In partnership with the Palo Alto Jr. Museum and Zoo and the Palo Alto Art Center, we offer an extended day option for our Olders class on Tuesdays and Thursdays. Olders students enjoy lunch at First Congo before walking with their teachers to either the Jr. Museum and Zoo or the Art Center for a science exploration or art class. Students are picked up by their caretakers at 2:00 pm at the Art Center on Tuesdays and the Jr. Museum and Zoo on Thursdays.
Goals of our Extended Day Program: Small Group Interactions
Connecting Ideas:
Learning increases when children attempt to explain concepts and answer questions about topics that they are learning. When students generate explanatory answers to questions as part of learning in a group, better learning occurs for students doing the explaining. In small groups, all children are afforded the opportunity to share their ideas. Hands-on activities that help children generate explanations to questions during group interactions make the concepts more meaningful. When trying to predict the results of experiments, themes of upcoming text, or answers to questions posed by a facilitator, children generate more connections between what they already know and the new information being presented. Attempting to explain what they just learned, its significance and relevance to previously known ideas solidifies a new level of understanding about newly introduced ideas.

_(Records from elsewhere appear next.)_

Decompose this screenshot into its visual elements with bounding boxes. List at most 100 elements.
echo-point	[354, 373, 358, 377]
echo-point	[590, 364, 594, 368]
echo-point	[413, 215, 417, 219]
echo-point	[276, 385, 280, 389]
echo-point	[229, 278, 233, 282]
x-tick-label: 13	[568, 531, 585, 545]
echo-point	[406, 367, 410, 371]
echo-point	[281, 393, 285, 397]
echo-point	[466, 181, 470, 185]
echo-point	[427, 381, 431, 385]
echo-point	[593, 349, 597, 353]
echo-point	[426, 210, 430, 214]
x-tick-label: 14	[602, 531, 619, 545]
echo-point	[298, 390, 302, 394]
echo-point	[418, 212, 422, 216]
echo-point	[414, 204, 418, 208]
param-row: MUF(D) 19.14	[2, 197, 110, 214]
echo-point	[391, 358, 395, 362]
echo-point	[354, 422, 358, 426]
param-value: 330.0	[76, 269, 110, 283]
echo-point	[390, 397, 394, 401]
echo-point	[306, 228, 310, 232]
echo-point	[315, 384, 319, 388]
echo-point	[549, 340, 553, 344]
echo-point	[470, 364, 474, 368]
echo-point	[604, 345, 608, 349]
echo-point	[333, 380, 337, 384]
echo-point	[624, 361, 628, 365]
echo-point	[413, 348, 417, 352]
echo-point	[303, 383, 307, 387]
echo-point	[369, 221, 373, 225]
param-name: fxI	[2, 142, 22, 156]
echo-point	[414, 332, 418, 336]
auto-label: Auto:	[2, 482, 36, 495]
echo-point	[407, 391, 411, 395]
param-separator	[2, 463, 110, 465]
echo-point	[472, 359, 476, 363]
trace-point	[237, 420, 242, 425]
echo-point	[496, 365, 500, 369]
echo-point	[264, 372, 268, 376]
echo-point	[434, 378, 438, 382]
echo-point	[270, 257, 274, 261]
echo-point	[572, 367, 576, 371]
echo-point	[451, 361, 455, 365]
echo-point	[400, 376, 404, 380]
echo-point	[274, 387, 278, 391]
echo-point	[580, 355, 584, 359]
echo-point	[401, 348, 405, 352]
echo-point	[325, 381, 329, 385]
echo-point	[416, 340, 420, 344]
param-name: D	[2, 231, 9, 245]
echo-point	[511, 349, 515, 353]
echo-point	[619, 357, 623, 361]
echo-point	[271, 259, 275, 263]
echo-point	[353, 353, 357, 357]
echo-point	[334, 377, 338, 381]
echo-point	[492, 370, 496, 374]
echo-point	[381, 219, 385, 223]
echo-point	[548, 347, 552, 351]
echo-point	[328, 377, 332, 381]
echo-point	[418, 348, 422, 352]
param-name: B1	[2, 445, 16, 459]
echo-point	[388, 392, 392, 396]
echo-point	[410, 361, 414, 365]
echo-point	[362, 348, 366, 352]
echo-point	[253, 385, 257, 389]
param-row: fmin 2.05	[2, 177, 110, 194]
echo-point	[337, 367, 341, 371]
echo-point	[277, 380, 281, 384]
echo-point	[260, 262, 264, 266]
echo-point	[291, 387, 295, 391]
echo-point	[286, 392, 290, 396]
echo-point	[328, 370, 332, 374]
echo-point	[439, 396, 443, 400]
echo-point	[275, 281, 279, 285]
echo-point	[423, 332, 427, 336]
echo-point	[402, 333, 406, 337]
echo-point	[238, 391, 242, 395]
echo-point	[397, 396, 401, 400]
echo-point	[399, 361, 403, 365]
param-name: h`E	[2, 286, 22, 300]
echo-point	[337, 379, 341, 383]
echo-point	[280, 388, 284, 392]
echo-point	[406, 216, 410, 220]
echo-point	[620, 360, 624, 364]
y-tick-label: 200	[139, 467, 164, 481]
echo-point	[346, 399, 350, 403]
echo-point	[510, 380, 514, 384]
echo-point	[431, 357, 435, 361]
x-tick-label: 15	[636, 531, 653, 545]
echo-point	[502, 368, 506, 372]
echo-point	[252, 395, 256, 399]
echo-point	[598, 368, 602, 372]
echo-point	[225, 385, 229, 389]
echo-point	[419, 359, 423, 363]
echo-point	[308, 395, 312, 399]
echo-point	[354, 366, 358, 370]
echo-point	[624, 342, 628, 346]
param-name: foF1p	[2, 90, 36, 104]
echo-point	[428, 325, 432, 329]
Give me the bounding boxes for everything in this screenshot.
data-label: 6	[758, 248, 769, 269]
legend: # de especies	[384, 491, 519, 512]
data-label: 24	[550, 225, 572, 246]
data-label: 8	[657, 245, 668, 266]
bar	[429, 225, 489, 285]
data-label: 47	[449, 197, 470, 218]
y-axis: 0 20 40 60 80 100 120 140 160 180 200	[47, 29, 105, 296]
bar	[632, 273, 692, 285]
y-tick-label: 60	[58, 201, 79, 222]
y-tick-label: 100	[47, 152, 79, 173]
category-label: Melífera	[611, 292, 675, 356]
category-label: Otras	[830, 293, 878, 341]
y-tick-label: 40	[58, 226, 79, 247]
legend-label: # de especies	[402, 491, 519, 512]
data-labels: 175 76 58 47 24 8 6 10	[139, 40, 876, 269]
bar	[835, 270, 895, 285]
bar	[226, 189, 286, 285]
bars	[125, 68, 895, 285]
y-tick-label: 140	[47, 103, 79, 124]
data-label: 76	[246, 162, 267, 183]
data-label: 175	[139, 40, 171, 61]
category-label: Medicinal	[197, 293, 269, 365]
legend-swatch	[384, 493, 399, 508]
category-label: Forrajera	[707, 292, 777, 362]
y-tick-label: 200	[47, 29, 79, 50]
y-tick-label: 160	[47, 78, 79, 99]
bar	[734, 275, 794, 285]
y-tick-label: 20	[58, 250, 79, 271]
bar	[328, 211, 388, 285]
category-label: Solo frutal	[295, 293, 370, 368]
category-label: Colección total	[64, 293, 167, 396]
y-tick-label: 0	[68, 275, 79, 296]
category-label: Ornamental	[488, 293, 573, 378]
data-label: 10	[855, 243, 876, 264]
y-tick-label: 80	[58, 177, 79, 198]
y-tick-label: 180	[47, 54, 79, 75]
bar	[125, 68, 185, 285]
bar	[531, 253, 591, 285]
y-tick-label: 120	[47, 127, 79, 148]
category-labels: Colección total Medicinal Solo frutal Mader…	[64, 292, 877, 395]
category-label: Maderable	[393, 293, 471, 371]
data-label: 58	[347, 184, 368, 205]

Facilitating the Use of Rich Language:
A rich language-learning environment promotes peer interactions, provides the foundation for early literacy development, and gives children the opportunity to practice and develop speaking and listening skills. A conversation facilitation style that is child-centered (following a children’s lead), interactive (asks questions that continue the conversation, waits for a child to take a turn) and models rich language use (labels, expands, comments) helps children to become more talkative, use a more diverse vocabulary and increases their peer interactions.
Fostering Independence and Self-Help Skills:
Opportunities to take risks, problem solve and manage one’s own needs helps to build confidence and competence on the road to independence. Children thrive in an environment where learning opportunities are appropriately scaffolded allowing for the ‘just right’ amount of reach to the next step of development. Our small group extended day enrichment program offers children the opportunity to manage their own meal experience at school under the supervision of a teacher. Parents decide what to send in the lunch a child brings from home, but each child will independently decide how much to eat, at what pace and in the proximity of which friend. Given the time, space, and right materials, children learn the skills required for self-sufficiency and become capable of managing their bodies, their belongings and their peer interactions.